How I sort of had to read my own success story as I would pretend that one day I’d be sitting here talking to Tina Brown in New York City telling my story and really act as if and be the CEO and create my cosmetic company, which it turned out later in life, as we all know. I’m sure there’s many of you sitting there where you never quite know what life is going to serve up for you. And you sort of think, well, now how does all of that, really that discovery about women and sort of what I’ve had to do. I had a very real situation in life. Take me now from what I see was 30 years of learning all that I’ve learned how to build a business, how to communicate with women and transition from the world of mascara to medicine.

Interviewer:

Right, because you’re now trying to make another group, in a sense visible, from being invisible. And that is people who have what you call orphan diseases, right?

Victoria Jackson:

Exactly. About two years ago, I have three children, and I have two boys and a girl, and I have a daughter that was, two years ago, this is still very emotional for me, that was diagnosed with very rare autoimmune condition. And they gave me a very bad diagnosis for her and told me that, better get to the Mayo Clinic and there wasn’t much hope and talked about this rare orphan disease. And all of a sudden I felt myself back in the world of, okay, well what’s a rare orphan disease? A Rare orphan disease, there’s 7,000 of them in the world. They’re conditions that basically there’s just not enough people in the population that have them to warrant funding or people really caring.

Victoria Jackson:

And I thought, wow, all of a sudden now I’m going to be in this another sort of invisible situation and I’m going to have to sort of go from the power of mascara to the power of medicine and really transitioned from mascara to medicine and find a way with… I’ve been very fortunate to financially have done very well from the sale of my cosmetics and find a cure and become a spokesperson for orphan diseases and create a new blueprint for medicine and finding a cure for a disease.

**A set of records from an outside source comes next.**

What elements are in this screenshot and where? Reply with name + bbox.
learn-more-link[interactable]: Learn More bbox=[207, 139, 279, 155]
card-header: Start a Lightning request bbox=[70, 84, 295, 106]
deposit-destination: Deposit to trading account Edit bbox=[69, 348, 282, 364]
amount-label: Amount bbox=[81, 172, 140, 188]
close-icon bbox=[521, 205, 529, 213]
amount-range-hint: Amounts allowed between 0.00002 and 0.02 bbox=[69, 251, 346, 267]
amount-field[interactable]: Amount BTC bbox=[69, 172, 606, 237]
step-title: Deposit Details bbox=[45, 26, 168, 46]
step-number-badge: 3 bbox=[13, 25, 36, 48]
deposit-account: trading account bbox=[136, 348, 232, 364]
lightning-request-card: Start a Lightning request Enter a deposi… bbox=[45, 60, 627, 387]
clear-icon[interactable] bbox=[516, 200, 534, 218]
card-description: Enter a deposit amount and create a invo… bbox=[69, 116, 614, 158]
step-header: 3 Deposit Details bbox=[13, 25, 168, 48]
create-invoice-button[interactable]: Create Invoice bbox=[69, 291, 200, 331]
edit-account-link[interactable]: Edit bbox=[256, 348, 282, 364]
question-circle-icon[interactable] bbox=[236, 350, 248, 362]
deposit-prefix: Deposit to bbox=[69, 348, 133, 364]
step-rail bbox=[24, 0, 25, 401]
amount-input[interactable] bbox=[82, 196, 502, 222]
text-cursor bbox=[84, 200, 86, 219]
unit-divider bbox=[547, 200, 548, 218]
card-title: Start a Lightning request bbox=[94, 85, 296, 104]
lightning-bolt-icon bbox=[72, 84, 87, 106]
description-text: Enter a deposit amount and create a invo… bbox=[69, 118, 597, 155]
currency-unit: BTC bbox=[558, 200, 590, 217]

And I have since been doing that over the last, it’s just been two years. I have put together a foundation that I fund completely myself. I’m funding 10 institutions worldwide.

Victoria Jackson:

I’m finding that the Mayo Clinic, after my last symposium, I’m coming out with findings saying, potentially thousands with MS, misdiagnosed with the same, very same condition, NMO, neuromyelitis optica that my daughter has. And I created No More Orphans campaign to really shine a light on it. So it’s a very sort of, I know I’m building a kind of a bridge here from mascara to medicine. as I was listening to so many of the women and have been so touched, it sounds crazy, but how does this woman in LA so different? I feel very similar to those that their voices are not heard. It’s hard to get people to care.

Victoria Jackson:

It’s hard to have people, I say there’s stand up for cancer. I’d say for NMO you’d have to jump up really high. I have to get people engaged and care and it’s how we do that. It’s easy to sort of have as sometimes we’d come to conferences and sit here and have this sort of compassion fatigue, where you hear so much and you want do something. I can really say as a mom and somebody who’s had to work very hard to sit up here, and I’m proud to be with all of you ladies and in this room, it’s just whatever little thing that you do. It’s whatever it is. And no matter what you’re facing in life, it’s how you pick yourself up.

Victoria Jackson:

It’s how these women have picked themselves up and whatever they’re going to do to find a better way for their loved ones, for themselves, for something bigger than themselves. And as my daughter turned to me and said, “Mom, this isn’t just about you and I anymore.” And I said, “You’re right, it’s not. It’s about a lot of people.” And I brought and I flew all those people in together who have this condition to meet each other. When we come together as a community and support each other, it is amazing the things we can do. And I sit here as somebody who started as a makeup artist, hopefully trying to cure a disease that will make a difference for a lot people.